William Shakespeare, La tempête

Bienvenue sur le blog de Michel Touchestone et découvrez son premier roman une histoire de migrants Maliens inspirée de faits réels.

Quand Mamadou et Djibril arrivèrent chez Éva et Némo, leur sac plastique à la main, rempli de quelques affaires récupérées de ça et de là qui en disaient long surleur parcours, le couple était loin d’imaginer les murs qui allaient se dresser face à eux pour obtenir une régularisation de ces deux jeunes Maliens.

Dans un monde de fiction, ou pas, avec un style jouant entre le récit romancé et le témoignage, Michel Touchestone nous fait plonger dans une France où être étranger, musulman en plus, fait de vous un paria qu’il faut au mieux réduire à la clandestinité, au pire renvoyer à des lieux qu’il a cherché à fuir.

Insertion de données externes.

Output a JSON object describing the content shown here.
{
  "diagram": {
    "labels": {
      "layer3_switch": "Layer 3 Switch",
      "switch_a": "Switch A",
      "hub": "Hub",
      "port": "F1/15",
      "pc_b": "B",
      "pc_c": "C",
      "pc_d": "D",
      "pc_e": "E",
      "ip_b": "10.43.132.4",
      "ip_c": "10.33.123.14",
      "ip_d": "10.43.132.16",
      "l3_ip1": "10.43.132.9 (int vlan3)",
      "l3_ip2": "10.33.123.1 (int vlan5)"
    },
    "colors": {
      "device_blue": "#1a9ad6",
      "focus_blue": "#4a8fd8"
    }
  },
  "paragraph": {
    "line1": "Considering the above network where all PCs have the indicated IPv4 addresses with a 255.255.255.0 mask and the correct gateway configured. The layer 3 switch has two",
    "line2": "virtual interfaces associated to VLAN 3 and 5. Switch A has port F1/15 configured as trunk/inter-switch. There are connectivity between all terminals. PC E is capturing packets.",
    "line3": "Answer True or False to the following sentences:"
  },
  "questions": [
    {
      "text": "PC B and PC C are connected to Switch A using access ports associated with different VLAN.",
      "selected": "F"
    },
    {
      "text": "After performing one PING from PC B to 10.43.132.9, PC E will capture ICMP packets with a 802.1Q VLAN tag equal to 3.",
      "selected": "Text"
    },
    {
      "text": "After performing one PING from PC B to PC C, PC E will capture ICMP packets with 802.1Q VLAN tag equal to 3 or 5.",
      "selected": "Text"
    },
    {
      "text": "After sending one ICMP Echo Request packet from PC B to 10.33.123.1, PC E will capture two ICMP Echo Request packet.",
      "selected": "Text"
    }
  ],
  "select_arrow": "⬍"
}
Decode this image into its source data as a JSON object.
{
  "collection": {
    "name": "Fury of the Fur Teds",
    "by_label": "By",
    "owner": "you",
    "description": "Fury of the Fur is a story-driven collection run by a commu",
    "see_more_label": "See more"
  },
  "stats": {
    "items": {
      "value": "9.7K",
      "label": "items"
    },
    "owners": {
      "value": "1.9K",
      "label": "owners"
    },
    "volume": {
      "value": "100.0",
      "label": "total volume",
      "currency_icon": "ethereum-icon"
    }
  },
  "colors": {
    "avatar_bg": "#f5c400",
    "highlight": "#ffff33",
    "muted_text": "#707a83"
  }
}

C’est l’histoire d’une lutte pour deux jeunes Maliens et, au-delà, pour la régularisation des sans-papiers. Bien au delà de cette lutte, c’est une histoire qui nous amène sur les chemins de la colonisation, du traitement des migrant-es en France, du racisme, de la fascisation de nos sociétés, de la répression des militants et militantes des droits humains, des injustices.

Michel Touchestone nous ouvre un ensemble de portes pour comprendre ces dérives dans ce pays qui se veut le phare des Droits Humains.

Mais, c’est aussi une histoire de fraternité avec ceux et celles qui croient toujours en la simplicité de valeurs comme la solidarité et la fraternité. C’est enfin, dans cette lutte, une histoire d’amour qui cimenta la force d’une famille d’accueil.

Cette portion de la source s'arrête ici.